Amending the ECPA: 2017 technology versus 1986 law

From the about-damned-time department:

TechCrunch recently reported that a long-needed update to the Electronic Communications Privacy Act (ECPA) has passed the House of Representatives, a good sign that the bill may actually be signed into law this year.

Unfortunately, the roadblock to passing this bill in 2016 was that the Senate wanted to water down the bill, crippling the gain in privacy that is the whole reason why the bill exists. It is only common sense, in the era of providers like Gmail offering quotas that are effectively infinite thus allowing people to keep everything, that email is just as protected from warrantless searches as any other personal electronic data.

I can’t think of a good reason why emails over 180 days old should be legally obtainable with just a subpoena instead of an actual warrant. This is one reason I have not kept emails on other servers for anything approaching the 180 days in the ECPA. (Interestingly, the other big reason is space: I currently only have emails going back to 2016 November 22 and later, and I’m at 76% quota used. As much as I get right now, I could not keep 180 days’ worth of email on the server I’m using if I wanted to.)

The ECPA is now over three decades old. Its effective date of 1986 October 21 predates widespread public access to the Internet by almost a full decade. The laws which amended it did nothing to amend the 180 day subpoena rule, which is ass-backwards and patently devoid of sense. Even if it did make sense in late 1986, the world has changed a lot in the three decades since. For example: in 1986 UUCP and FidoNet were the predominant forms of exchanging email (unless one was emailing someone on the same BBS that one was dialed into), and today, both are extinct for practical purposes with the impending death of analog telephone lines (though FidoNet still technically exists, most of its traffic now goes across the Internet). The sooner we can get a law that is tuned to the reality of living in 2017 with a connection to the Internet, the better.

Revolt against the black-box era

A recent TechCrunch article highlights the efforts of a site called iFixit, which provides instructions for users to repair their own gadgets instead of sending them back to the manufacturer and paying a (usually rather steep) fee for repairs.

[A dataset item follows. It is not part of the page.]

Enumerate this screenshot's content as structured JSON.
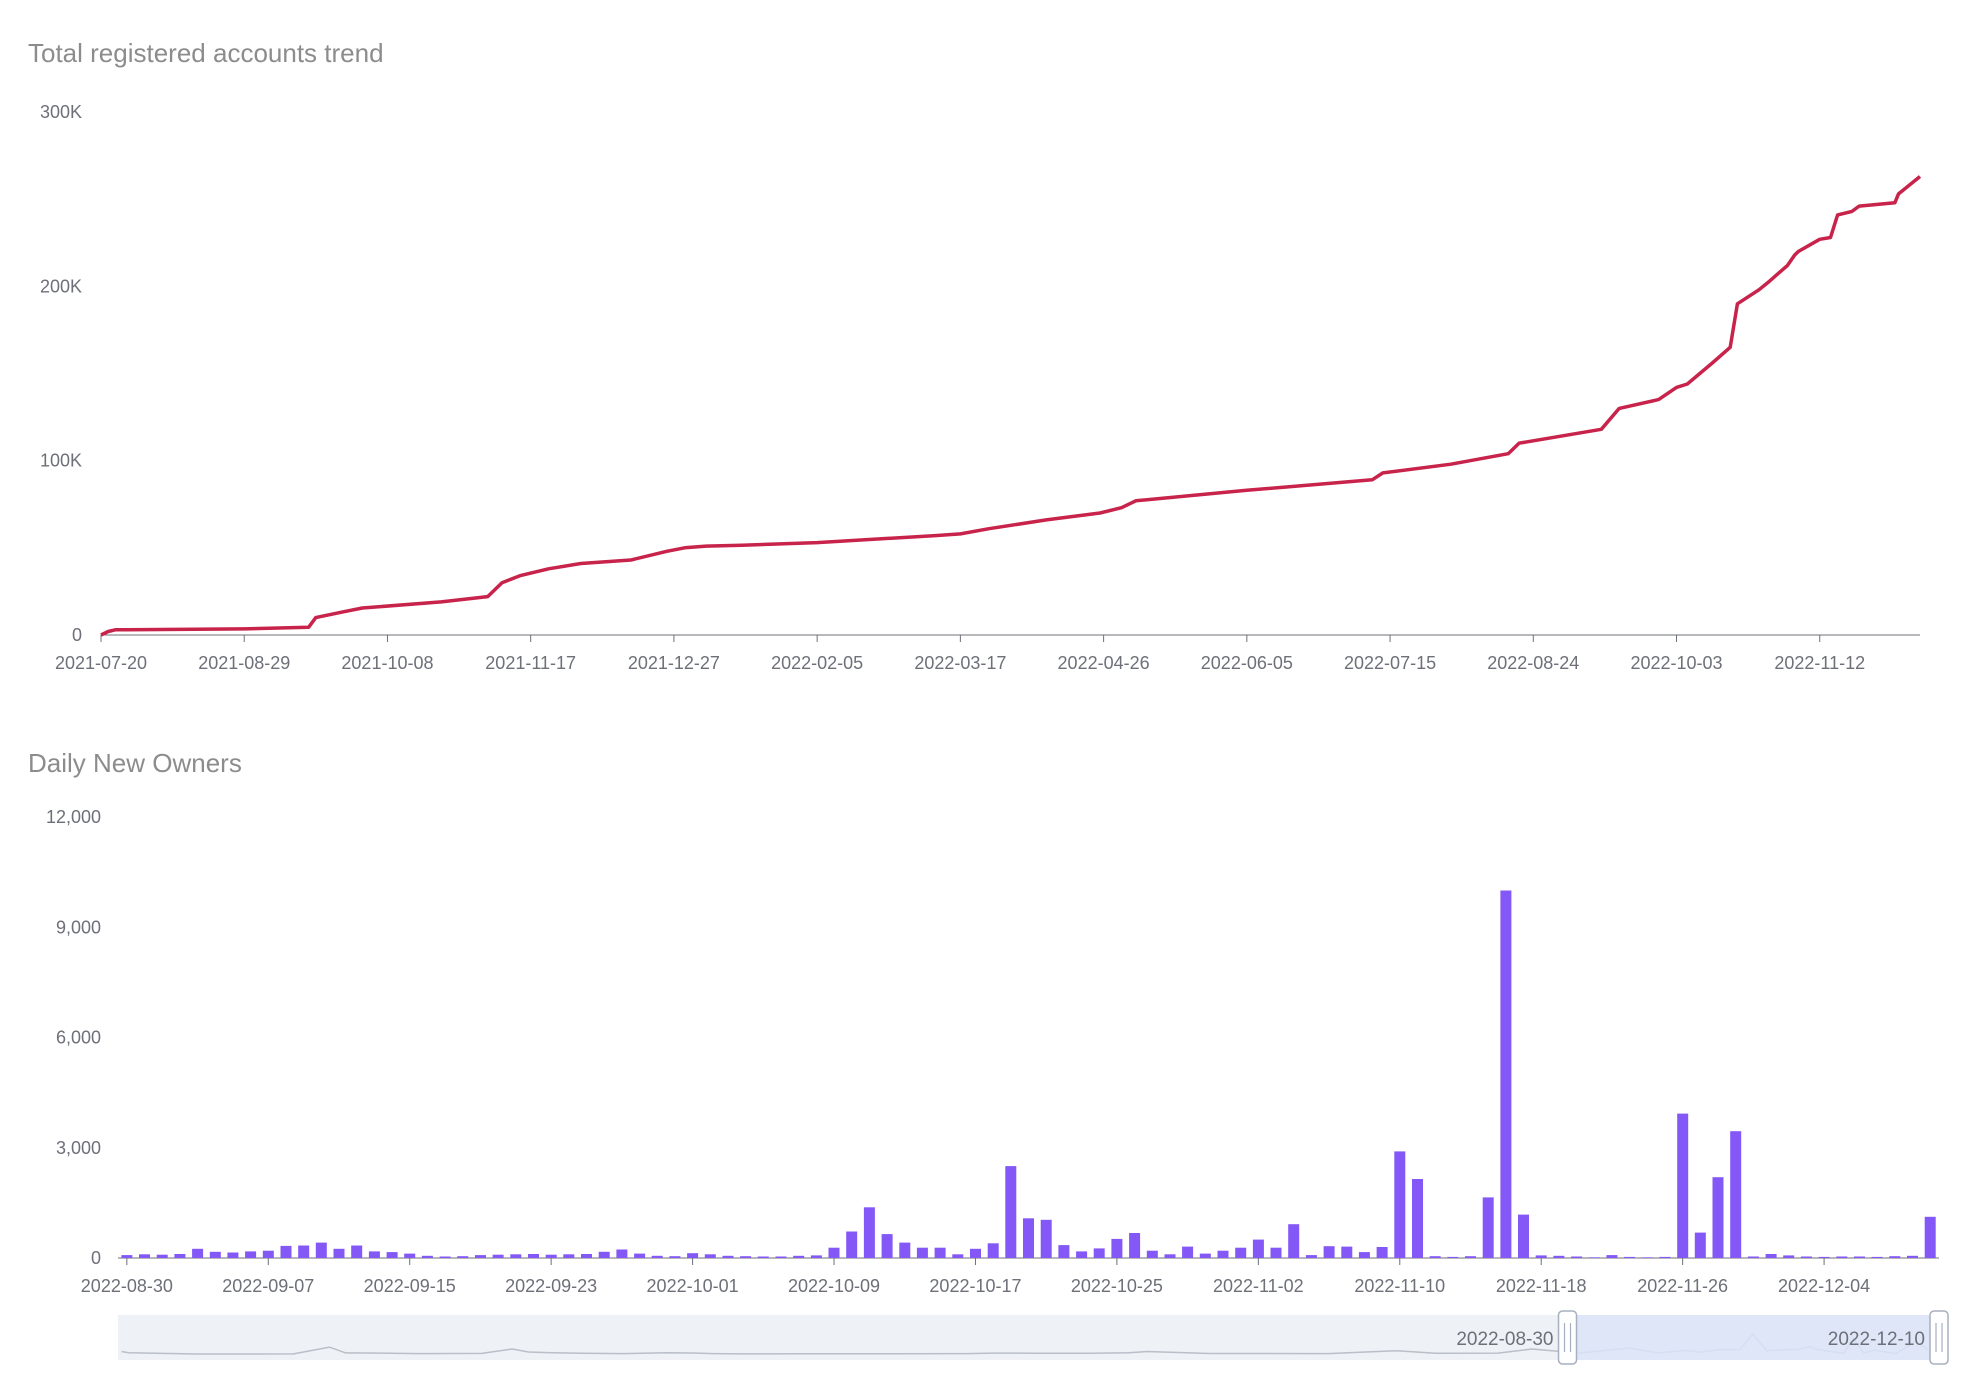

Given that some manufacturers such as Apple intend battery changes to be done at the factory now (something unheard of as recently as 2005), this is a welcome step in the right direction. It’s great that we have someone willing to challenge what’s becoming a new status quo, but kind of sad that we’ve gotten to this point to begin with.

I remember my first computer, the Atari 1200XL, and the printer we bought for it (which I wound up not really using that often), and for that matter the printer we bought for our first PC (a Packard Bell 80286-based unit with a whopping 1 megabyte of RAM and a 40 megabyte hard drive, which were huge in a world where the new 3½ floppy disks that held 1.44 megabytes were just catching on). Both printer came with all kinds of documentation on exactly what codes to send to it to change the font or text size. There was no messing around with proprietary Windows drivers as most programs ran under DOS and wrote to the printer directly. It was expected, particularly in the case of consumer level computer equipment, that one receive programming documentation; a lot of hobbyists programmed in lower level languages at least in part (I remember fondly writing assembler language subroutines to speed up dog-slow interpreted BASIC programs).

Fast forward to 2010. A fair amount of the software support for GNU/Linux and the many BSD Unixes is obtained from reverse engineering. Sometimes manufacturers play nice and provide the appropriate documentation. But too many, particularly in the case of 3D-accelerated video cards and wireless networking, consider that documentation a trade secret or (in the latter case) cite liability concerns under FCC or equivalent government regulations. Thankfully, there are some that don’t.

We’ve gone from appliances that came with schematics to Apple’s iPod and iPhone coming sealed except for the SIM card opening of the latter (and how to open even that is not obvious without doing research), Microsoft’s Zune being equally obnoxious when it comes to battery replacement, and many other devices with appearances of being designed in the presence of someone whose job it is to say “to hell with the user being able to fix it, we can charge them to fix it at our factory and make even more profit.” Even cars are not immune, I can only imagine what my grandfather would think about today’s cars lacking something simple like an idle adjustment screw (which has been extinct even as of my 1997 Ford Thunderbird, and I would assume anything more recent as well).

The iFixit site is a step in the right direction, but the ultimate responsibility for a change in trend comes from the manufacturers, and the manufacturers only speak one language in the end: money. Ultimately, the responsibility is on us. Vote with your feet and pocketbook.